InnerSourceCommons/InnerSourceLearningPath

Website build is failing

rrrutledge opened this issue · 7 comments

The error causing the build failure is ye olde Rate Limit error from our calls to GraphQL, which, were supposed to have been fixed with the introduction of the throttling plugin.

I was unable to reproduce the same error locally. So, re-ran the action in GitHub with debugging enabled, to see if any new information gets logged when it errors out. However, the action completed successfully!

Looking back through action history, the only thing I can think of that might lead to this being a re-occurring issue is when multiple build actions are kicked off in a very short amount of time?? For example, on Aug 1st there were 4 failures in a row. But, there were multiple triggering commits from @tsadler1988 (2nd commit 2 minutes from the 1st) and @nysenthil (3x commits each 1 min apart).

Unfortunately, the older failures from 4 months back have expired logs so I can't see that Rate Limit errors were the issue with those or not.

With this as my working theory I manually re-ran the last 4 failed builds all together to see if I could reproduce it that way, and it worked! 2 of the builds that were both simultaneously making GraphQL calls hit the Rate Limit error and failed. If you want to try to reproduce this yourself, re-run the Publish To Website actions for:

  • Update Links in Translations #97
  • Merge pull request #570 from InnerSourceCommons/tc-pt-br-01 #98

The remaining builds failed due to code conflicts and never made it to the GraphQL phase.

Now I am reading up on GitHub actions, to see if there is any way to set them up to have multiple triggers queue and run the workflow sequentially rather than simultaneously.

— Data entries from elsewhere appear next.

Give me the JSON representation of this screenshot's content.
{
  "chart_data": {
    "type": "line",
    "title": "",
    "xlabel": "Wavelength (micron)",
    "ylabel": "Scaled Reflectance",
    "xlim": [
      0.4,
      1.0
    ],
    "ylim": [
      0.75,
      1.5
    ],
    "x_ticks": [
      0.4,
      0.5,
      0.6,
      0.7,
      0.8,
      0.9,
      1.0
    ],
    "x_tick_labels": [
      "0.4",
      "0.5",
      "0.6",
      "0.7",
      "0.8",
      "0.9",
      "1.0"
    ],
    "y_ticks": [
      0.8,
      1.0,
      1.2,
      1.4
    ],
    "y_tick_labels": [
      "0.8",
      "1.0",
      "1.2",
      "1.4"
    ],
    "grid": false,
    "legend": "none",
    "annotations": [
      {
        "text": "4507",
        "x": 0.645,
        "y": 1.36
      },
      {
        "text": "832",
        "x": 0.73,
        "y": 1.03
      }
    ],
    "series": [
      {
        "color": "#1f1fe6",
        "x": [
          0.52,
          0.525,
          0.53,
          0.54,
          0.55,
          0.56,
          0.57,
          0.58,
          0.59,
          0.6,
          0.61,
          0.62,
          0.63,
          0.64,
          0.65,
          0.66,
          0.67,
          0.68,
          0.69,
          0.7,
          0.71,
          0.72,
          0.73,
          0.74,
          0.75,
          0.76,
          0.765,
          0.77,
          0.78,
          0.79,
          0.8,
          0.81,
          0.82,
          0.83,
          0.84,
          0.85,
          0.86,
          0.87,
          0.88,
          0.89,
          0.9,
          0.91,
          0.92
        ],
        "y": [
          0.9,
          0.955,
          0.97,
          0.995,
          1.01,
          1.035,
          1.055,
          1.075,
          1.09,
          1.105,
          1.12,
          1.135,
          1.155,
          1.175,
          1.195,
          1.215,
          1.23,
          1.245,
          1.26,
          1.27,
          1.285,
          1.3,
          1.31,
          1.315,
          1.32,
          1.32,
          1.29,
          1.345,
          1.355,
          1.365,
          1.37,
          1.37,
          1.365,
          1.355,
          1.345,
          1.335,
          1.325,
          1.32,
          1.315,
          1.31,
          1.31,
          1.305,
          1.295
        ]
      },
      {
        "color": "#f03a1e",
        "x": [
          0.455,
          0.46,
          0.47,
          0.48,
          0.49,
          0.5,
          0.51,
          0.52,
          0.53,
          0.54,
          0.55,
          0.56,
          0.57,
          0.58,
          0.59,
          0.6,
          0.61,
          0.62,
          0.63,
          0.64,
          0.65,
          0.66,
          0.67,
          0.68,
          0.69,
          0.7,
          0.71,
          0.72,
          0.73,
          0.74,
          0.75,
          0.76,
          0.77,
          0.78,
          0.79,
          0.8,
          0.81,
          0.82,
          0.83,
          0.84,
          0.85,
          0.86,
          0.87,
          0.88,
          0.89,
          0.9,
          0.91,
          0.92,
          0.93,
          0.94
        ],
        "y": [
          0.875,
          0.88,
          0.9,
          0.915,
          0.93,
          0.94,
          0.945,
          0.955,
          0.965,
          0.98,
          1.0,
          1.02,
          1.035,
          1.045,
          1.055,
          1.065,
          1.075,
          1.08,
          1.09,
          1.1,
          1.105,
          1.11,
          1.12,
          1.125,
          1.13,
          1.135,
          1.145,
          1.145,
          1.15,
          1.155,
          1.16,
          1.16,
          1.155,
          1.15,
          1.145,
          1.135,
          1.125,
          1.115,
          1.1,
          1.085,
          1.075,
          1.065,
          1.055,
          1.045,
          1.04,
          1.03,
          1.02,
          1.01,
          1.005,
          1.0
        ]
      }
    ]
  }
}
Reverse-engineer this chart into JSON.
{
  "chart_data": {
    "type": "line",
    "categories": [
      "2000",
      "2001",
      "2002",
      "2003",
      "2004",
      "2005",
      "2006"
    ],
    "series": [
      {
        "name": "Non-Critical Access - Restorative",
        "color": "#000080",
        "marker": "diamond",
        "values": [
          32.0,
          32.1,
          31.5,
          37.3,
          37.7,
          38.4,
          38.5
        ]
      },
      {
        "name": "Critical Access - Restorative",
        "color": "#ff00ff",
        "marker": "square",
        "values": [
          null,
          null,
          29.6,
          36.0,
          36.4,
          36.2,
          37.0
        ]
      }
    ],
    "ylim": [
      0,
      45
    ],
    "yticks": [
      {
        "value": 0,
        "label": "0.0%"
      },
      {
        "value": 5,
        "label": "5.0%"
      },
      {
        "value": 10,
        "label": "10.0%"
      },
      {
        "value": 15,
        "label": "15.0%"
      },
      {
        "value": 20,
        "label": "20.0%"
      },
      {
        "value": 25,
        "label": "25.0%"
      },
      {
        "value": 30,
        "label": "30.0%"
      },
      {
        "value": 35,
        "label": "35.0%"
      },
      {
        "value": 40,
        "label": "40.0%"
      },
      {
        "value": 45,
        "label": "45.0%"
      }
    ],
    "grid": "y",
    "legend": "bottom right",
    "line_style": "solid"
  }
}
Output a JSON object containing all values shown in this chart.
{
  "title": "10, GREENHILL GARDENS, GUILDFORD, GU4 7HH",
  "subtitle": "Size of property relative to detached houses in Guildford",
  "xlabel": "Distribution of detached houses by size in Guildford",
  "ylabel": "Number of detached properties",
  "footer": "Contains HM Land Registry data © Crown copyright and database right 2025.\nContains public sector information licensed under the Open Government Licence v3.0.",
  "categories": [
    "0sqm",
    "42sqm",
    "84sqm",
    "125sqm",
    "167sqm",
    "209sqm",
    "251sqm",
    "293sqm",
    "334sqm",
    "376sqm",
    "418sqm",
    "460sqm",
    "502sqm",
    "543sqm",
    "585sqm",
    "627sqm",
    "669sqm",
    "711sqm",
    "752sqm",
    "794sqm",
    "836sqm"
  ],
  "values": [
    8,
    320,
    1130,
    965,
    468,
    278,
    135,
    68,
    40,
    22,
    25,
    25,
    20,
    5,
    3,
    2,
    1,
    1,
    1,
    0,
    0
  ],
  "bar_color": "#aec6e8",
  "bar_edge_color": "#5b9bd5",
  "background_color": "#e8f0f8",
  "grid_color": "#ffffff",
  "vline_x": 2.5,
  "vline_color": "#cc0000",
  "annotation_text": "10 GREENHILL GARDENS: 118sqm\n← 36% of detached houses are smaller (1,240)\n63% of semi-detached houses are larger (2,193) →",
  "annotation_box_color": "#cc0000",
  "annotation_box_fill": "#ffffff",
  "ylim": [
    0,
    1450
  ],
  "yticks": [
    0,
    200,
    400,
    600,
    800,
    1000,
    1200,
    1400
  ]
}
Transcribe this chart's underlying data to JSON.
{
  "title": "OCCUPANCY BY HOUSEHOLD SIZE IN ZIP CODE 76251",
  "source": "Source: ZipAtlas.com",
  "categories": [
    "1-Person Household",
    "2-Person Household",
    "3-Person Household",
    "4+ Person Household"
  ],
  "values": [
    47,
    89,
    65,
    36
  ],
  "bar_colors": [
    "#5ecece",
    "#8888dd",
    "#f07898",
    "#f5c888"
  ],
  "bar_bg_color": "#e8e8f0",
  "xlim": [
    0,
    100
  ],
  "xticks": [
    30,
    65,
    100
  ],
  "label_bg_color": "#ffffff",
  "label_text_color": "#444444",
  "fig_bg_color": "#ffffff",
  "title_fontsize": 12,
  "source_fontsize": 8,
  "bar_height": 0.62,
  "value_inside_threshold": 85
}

This is great investigation, @marshmallowrobot!

Reopening since we just saw the build fail again with @tsadler1988's "Update Links in Translations" run.

Did some more digging on rate limits and have learned the following:

When using GITHUB_TOKEN, the rate limit is 1,000 requests per hour per repository. 

Source: https://docs.github.com/en/rest/overview/resources-in-the-rest-api?apiVersion=2022-11-28#rate-limits-for-requests-from-github-actions

We now have ~186 *.asciidoc files that each require 3 calls to the GitHub API. A single build makes 558 API calls. With the current set up, we can only run the build once per hour. Any more than that will result in Rate Limit errors.

I feel a bit gaslit here? I'm SURE I ran the build script more than twice in an hour while I was testing throttling API calls... The throttling fix went live on Nov 21st, 2022. It appears this rate limit change went live on Nov 28th, 2022. We had only one week of build bliss!

I guess we have options:

  • DO NOTHING. Just stop merging so often.
  • MANUAL BUILDS ONLY. Remove the push trigger. Merge all day, build only when you need it.
  • SCHEDULED BUILDS ONLY. Check once an hour for work to do. Scheduled workflows can bloat action run history even if no actual steps have been done.
  • ALTERNATIVE TO API CALLS. Find another way to generate contributor info for articles.
  • Does our Node library support throttling/retry?

This may become an issue again if activity increases, but for now it will not prevent us building to the website as and when required.